IOWA -- 21,400 Iowans are now in healthcare limbo after Wellmark Blue Cross and Blue Shield announced they will no longer carry individual plans in the ACA marketplace.
The decision does not affect those on a plan provided by their company, or individual plans that were started prior to 2014.
The move by Wellmark impacts people like Gail Orcutt, who taught school for 33 years before retiring.
“The last district I worked in had a rule that you couldn't continue on their insurance unless you worked there 10 years, and I had worked there for six,” said Orcutt.
She says her individual Wellmark plan has literally been a life saver. She survived lung cancer brought on by radon.
“I specifically chose this policy because I get to choose my own doctors, and that includes trips to the Mayo Clinic,” said Orcutt.
With her radiation treatment costing the insurance company over $14,000 a month, Gail worries what another policy would and would not cover.
“It's going to eat up our retirement savings is what it's going to do...or...worst case, we're going to move,” she said.
In a press release, Wellmark said they made the move because they lost $90 million over the last three years.

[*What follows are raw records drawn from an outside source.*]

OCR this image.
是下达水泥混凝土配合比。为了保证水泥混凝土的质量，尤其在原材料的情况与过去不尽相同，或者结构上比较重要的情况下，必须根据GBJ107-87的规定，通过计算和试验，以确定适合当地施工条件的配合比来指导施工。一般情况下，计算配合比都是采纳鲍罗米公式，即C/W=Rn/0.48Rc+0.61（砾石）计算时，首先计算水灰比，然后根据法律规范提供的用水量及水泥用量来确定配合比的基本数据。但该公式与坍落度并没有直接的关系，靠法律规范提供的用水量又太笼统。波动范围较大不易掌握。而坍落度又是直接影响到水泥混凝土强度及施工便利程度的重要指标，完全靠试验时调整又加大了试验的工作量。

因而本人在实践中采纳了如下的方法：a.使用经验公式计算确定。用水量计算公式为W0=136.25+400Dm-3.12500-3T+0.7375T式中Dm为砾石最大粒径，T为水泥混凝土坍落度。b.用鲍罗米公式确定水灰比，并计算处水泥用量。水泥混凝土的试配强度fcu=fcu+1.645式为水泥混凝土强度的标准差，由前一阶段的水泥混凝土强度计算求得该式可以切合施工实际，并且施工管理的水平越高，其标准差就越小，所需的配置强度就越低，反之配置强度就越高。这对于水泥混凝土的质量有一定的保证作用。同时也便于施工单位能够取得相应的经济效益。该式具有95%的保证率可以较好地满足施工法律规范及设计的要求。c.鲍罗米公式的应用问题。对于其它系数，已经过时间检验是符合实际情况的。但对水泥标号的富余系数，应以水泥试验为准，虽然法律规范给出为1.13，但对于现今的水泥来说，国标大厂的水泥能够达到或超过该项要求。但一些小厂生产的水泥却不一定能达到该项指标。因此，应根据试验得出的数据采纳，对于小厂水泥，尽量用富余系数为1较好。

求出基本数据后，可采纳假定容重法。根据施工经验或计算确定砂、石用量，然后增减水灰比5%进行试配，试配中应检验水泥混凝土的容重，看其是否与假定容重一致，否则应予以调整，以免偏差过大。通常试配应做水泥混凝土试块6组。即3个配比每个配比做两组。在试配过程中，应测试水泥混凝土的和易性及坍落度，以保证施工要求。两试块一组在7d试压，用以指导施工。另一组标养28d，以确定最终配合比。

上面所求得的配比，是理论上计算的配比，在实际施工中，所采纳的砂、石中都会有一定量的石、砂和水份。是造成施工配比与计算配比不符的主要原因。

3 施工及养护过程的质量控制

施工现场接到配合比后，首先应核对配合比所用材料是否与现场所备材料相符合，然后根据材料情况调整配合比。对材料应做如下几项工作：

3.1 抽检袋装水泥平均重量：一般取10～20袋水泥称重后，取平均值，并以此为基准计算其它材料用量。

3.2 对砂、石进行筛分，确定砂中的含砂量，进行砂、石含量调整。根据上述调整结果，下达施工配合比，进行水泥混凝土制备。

The Iowa Insurance Division says this happened because, under the Affordable Care Act, older Americans were signing up for individual plans, and younger, healthier people were trying to save money by not getting covered.
“We're requiring that younger folks essentially subsidize folks that are still working and may have income, and in some cases may have higher income, but because of their age are a higher risk,” said Insurance Commissioner Doug Ommen.
Ommen says these issues could be solved locally by de-federalizing healthcare.
“We would like the responsibilities returned to the states because we know our market here in Iowa, we know our demographics, and so historically we've been able to address some of the more significant issues," he said.
Orcutt though, says she would rather companies address their customers than their revenue.
“I would ask them to have some compassion, look at their bottom line and try and find a way to help us,” she said.
Two other companies, Aetna and Medica, currently offer individual plans in Iowa. However, neither company could confirm their plans for 2018, and Medica says they are “carefully considering their options" for their 2018 policies.
The Iowa Insurance Division says they will have a better idea of the companies’ intentions no later than June.